El Eclipse, 20 años después

Es posible hoy decir que allá, a fines de la década del 90, cuando hacíamos la revista El Eclipse y sin que podamos verlo, en la consonancia irreductible de los acontecimientos y en el desatino de una cinefilia ya residual, se delineaba el punto de anclaje de una contemporaneidad por venir. No lo vimos, pero lo vivimos. La fuerza de tal experiencia radicaba, tal vez y fundamentalmente, en algo que no podíamos entender, que no podríamos haber entendido porque sucedía al ritmo discordante de un anuncio a destiempo, o de un desastre que ya había ocurrido, como todo desastre. Algo cambiaba, pero dejando todo igual. Algo seguía cambiando mientras todo permanecía. Es decir, todo, como siempre, cambiaba, pero dejando intacta la ferocidad de la injusticia. Pero si en algo era nuevo el cambio, lo era en su propia velocidad. El mundo se precipitaba y el cine con él. Había vértigo, y nos mareamos. El mundo, que se precipitaba cada vez más velozmente hacia no se sabía donde iba dejando atrás al cine. Acumulaba ruinas. El mundo acumulaba ruinas. Nosotros nos aferrábamos a ellas, las rescatábamos. El cine era una ruina. Lo limpiábamos pieza por pieza, fósil por fósil, y los defendíamos en una fiesta de mordizcones y dentelladas de trasnoche. Cazadores cuyas presas se fueron confundiendo en los ardores de la disputa. Pero allí el cine, en realidad, no quedaba atrás en la carrera, sino que se convertía pasivamente en ese Angelus Novus releído por Benjamin. El cine, como la historia, era ya un ángel impelido hacia adelante por esa tormenta mentida bajo el eufemismo del progreso, y que sólo podía ver, derrotado de espaldas al futuro, como se acumulaban las ruinas del mundo ante sus ojos. El cine lo veía. No así nosotros, que estábamos ahí, escribiendo sobre cine,  amando al cine un poco a destiempo. Un poco tarde. No pudimos ver ese punto en el que lo contemporáneo comenzaba a devorar una memoria sin la cual, el cine, empezaba a carecer de sentido y de historia, a perder potencia, a convertirse en un mero observador de ruinas que se acumulaban hasta tapar el horizonte. Quizás, en cierto sentido, un horizonte que no era sino el nuestro. Y si, sin horizonte, nos perdimos. Lo que no se perdió fue el cine, o al menos parte de lo que era.

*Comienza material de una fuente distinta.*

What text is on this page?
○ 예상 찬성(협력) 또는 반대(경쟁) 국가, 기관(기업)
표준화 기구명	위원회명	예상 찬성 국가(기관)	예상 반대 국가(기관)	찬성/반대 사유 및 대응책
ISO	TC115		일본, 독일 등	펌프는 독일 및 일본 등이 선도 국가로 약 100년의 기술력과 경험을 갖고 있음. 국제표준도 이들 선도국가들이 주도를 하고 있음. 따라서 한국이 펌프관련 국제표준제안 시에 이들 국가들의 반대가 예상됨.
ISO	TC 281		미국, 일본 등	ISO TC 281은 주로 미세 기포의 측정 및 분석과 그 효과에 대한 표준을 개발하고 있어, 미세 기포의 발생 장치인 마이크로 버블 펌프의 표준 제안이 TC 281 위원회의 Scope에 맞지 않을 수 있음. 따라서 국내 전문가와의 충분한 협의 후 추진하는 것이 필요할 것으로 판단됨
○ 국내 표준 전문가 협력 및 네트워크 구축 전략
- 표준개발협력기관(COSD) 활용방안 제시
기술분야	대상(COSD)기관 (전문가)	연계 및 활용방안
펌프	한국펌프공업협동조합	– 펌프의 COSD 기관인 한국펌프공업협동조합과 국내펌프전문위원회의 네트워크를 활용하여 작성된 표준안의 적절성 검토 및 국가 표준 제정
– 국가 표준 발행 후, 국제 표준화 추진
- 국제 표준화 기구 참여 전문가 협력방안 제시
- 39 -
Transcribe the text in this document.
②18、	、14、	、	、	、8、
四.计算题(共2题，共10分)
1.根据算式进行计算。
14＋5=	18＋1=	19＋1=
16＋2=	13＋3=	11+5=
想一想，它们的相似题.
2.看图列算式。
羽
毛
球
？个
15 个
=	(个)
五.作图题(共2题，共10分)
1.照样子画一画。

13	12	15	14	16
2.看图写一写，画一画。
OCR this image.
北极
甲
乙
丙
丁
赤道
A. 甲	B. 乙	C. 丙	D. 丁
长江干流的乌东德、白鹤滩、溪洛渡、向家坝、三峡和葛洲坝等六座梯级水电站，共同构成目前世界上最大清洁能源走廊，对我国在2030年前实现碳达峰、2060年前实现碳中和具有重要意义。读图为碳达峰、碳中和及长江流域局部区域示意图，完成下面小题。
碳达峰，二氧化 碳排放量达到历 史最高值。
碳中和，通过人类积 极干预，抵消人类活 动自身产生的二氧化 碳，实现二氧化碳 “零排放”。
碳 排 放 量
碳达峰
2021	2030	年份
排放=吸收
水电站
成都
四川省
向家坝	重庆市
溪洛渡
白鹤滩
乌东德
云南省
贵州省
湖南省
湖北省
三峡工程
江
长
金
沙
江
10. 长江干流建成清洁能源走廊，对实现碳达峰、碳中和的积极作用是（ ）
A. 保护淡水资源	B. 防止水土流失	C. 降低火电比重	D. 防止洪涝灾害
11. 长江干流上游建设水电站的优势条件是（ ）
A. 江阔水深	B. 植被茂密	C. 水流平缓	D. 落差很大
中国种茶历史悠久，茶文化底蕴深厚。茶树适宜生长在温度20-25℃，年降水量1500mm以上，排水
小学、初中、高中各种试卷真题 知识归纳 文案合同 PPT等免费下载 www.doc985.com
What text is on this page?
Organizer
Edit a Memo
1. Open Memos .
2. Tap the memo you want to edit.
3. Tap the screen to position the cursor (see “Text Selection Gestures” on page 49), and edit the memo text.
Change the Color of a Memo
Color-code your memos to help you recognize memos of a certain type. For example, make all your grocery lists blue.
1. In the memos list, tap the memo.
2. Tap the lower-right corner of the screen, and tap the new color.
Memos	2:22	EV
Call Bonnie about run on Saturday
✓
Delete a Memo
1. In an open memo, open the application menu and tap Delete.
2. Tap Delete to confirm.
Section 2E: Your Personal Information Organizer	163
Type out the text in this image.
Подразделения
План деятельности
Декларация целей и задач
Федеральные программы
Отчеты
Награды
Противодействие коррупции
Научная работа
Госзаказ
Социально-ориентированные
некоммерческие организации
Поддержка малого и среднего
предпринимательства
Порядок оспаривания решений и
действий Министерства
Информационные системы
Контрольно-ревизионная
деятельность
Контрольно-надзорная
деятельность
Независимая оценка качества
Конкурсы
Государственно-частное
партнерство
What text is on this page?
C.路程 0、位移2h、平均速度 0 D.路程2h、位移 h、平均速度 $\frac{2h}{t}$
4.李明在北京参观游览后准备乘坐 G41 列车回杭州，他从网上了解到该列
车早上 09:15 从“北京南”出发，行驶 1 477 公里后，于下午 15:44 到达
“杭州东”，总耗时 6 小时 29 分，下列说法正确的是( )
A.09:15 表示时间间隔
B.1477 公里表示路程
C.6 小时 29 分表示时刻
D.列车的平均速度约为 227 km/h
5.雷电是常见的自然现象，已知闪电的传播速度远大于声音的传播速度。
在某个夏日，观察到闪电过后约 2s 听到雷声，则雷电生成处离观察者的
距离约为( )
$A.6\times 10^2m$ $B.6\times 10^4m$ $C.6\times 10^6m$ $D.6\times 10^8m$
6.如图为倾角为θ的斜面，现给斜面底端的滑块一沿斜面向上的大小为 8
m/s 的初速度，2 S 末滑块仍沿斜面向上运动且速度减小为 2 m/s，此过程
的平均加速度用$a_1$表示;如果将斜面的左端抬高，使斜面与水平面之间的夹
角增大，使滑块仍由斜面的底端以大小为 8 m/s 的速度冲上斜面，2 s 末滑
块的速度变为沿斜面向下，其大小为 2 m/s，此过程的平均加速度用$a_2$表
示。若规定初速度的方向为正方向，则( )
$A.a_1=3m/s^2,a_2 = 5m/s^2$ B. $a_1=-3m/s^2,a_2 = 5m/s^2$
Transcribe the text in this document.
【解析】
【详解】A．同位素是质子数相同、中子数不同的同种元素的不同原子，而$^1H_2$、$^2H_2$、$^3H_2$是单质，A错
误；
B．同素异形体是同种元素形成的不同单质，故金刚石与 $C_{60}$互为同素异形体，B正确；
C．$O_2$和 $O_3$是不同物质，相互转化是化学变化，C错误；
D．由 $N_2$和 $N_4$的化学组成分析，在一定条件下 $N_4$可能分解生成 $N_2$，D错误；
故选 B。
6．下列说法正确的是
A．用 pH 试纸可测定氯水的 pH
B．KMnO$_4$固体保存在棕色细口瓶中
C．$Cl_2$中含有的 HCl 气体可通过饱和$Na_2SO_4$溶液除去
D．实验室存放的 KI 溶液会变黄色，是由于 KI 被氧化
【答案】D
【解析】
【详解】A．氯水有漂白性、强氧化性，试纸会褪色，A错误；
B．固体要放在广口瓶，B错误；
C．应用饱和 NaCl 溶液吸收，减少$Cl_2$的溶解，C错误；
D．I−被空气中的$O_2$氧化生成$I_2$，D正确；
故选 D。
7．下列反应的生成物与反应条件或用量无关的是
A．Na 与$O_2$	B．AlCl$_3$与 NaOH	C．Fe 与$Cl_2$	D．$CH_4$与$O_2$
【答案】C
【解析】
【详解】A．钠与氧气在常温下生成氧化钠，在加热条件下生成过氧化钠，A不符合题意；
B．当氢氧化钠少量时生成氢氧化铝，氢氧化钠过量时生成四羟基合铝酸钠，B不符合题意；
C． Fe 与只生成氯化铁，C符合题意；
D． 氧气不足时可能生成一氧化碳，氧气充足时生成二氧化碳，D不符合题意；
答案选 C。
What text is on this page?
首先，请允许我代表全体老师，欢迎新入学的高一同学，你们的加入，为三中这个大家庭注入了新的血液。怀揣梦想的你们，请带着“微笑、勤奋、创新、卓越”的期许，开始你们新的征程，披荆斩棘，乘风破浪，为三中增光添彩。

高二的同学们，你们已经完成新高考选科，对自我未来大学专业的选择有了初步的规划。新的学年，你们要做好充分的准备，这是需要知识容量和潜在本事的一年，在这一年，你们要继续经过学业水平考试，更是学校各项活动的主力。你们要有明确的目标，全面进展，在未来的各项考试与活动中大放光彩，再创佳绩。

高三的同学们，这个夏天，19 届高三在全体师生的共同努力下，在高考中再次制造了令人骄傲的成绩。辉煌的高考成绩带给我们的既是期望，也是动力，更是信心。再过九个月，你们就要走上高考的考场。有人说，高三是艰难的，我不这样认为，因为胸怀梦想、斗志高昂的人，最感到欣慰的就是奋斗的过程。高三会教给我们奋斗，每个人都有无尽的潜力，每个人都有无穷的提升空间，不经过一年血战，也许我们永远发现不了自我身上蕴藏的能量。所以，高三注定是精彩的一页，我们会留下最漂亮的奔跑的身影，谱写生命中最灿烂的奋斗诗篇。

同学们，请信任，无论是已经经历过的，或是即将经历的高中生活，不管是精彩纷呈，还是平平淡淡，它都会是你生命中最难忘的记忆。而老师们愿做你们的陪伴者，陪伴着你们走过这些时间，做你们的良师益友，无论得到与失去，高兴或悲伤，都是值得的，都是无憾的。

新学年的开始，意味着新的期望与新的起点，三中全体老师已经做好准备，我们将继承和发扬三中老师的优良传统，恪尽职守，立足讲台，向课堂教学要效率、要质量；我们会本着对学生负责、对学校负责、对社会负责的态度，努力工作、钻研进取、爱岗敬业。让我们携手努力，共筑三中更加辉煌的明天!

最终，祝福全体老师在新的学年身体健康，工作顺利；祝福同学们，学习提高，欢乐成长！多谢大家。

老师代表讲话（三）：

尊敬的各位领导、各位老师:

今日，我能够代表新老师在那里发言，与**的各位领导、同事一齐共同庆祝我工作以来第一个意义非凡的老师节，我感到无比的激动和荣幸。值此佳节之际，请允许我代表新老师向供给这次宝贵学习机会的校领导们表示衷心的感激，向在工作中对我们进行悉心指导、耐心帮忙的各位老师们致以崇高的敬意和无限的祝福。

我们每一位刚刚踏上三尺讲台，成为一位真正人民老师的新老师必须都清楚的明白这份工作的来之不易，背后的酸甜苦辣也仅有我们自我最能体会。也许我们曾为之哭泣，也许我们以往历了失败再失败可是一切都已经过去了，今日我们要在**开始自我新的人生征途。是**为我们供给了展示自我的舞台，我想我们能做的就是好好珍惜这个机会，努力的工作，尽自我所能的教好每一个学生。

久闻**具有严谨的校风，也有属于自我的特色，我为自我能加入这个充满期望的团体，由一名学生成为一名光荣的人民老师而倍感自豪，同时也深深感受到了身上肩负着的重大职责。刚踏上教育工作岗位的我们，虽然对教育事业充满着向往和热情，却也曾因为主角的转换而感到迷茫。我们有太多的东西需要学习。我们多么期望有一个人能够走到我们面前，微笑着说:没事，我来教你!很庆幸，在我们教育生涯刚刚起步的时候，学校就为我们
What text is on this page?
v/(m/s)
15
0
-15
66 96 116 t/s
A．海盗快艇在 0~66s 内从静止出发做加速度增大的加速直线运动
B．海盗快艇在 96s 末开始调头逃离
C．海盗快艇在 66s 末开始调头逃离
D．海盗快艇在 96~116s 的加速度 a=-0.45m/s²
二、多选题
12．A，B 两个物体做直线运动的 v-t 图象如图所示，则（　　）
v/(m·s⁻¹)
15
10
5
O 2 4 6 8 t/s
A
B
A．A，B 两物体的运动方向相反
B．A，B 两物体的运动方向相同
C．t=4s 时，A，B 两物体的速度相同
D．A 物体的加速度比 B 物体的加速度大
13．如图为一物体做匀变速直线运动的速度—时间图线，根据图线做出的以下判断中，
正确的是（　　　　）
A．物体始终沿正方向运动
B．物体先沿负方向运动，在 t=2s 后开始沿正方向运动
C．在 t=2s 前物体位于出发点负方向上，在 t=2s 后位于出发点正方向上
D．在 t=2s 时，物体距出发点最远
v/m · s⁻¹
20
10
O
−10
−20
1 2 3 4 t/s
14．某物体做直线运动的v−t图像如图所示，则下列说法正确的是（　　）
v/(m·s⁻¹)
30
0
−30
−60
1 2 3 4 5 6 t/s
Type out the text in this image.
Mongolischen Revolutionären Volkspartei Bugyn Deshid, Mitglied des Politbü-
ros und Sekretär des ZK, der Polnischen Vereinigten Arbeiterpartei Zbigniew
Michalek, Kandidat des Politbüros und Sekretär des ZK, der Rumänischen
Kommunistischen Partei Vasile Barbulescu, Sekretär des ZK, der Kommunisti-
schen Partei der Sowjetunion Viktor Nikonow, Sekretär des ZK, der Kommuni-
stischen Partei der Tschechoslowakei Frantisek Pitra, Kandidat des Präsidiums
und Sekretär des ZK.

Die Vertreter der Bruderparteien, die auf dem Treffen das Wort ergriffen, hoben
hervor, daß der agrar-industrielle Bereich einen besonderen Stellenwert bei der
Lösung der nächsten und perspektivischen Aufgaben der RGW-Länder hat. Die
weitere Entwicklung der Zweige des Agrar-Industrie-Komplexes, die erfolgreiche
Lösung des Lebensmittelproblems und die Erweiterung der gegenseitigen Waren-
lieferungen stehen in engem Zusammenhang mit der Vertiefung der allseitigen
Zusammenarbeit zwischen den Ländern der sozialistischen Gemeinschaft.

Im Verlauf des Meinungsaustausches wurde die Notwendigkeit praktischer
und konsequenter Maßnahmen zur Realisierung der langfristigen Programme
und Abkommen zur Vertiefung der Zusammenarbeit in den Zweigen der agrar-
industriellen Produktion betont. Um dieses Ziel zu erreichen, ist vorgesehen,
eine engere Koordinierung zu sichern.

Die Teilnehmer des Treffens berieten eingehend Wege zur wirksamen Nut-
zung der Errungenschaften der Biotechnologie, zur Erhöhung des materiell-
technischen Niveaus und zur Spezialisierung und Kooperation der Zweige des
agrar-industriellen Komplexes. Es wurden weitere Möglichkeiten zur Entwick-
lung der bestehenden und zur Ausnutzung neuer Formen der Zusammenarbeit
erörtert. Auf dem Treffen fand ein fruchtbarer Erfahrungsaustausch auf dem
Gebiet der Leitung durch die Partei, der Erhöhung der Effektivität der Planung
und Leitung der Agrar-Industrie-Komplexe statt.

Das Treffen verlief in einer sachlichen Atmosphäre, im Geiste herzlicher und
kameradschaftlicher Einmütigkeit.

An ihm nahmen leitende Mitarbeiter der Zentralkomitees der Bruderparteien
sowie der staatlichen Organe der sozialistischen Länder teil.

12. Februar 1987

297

En esos años, en la segunda mitad de la década del 90, la imagen analógica comenzaba a ser desplazada por la digital. ¿Se trataría entonces -después- de la misma imagen, del mismo cine, del mismo vínculo con esas imágenes y con el mundo que en ellas se evocaba? También comenzaba el despliegue de las redes sociales en la web, y con ello, la experiencia del mundo se reconfiguraba radicalmente. En parte, empezábamos a quedar obsoletos, cuando menos anacrónicos. La última posibilidad de narrar comenzaba a verse sepultada por el vértigo de una instantaneidad informativa que excluía todo sesgo de experiencia. Después, muy pronto, ya entrado el nuevo milenio, llegaba el 11-S para sellar lo que vendría a ser lo contemporáneo. Dos minutos de diferencia entre un avión y otro fueron suficientes para que la humanidad entera formase parte de una puesta en escena hollywoodense: registrando, poniendo a circular, viendo, haciendo re circular. Ya no éramos meros espectadores de aquel cine, en un instante pasamos a formar parte de la puesta en escena planetaria del desastre capitalista. En ese punto terminaba de delinearse nuestra contemporaneidad por venir, esa en la que nos perdimos y que hoy, veinte años después, nos reencontramos. Pero entonces, tanto tiempo después, tanta contemporaneidad después, ¿qué somos ahora y que es el cine? ¿En qué punto nos reencontramos? ¿Para quién? ¿Contra quién? ¿Cómo serán a partir de ahora las imágenes? ¿Quién las hará? ¿Qué inteligencias y qué sensibilidades? ¿De qué hablamos cuando hablamos de cine?

Pero si el cine en estas circunstancias nos reencuentra es que su promesa, entre tanta ruina, sigue viva: aún es posible aprender a vivir juntxs, o, cuanto menos, aún vale la pena intentarlo, hasta el final de las fuerzas y hasta limpiar todas las ruinas, y como si fuese posible.

Así, como ahora, tras una pandemia, en medio de una avanzada ultraderechista y tras la muerte de Godard, pero con la misma estúpida convicción de hace unos 20 años, insistiendo aún en cruzar la montaña con el mismo barco: El Eclipse.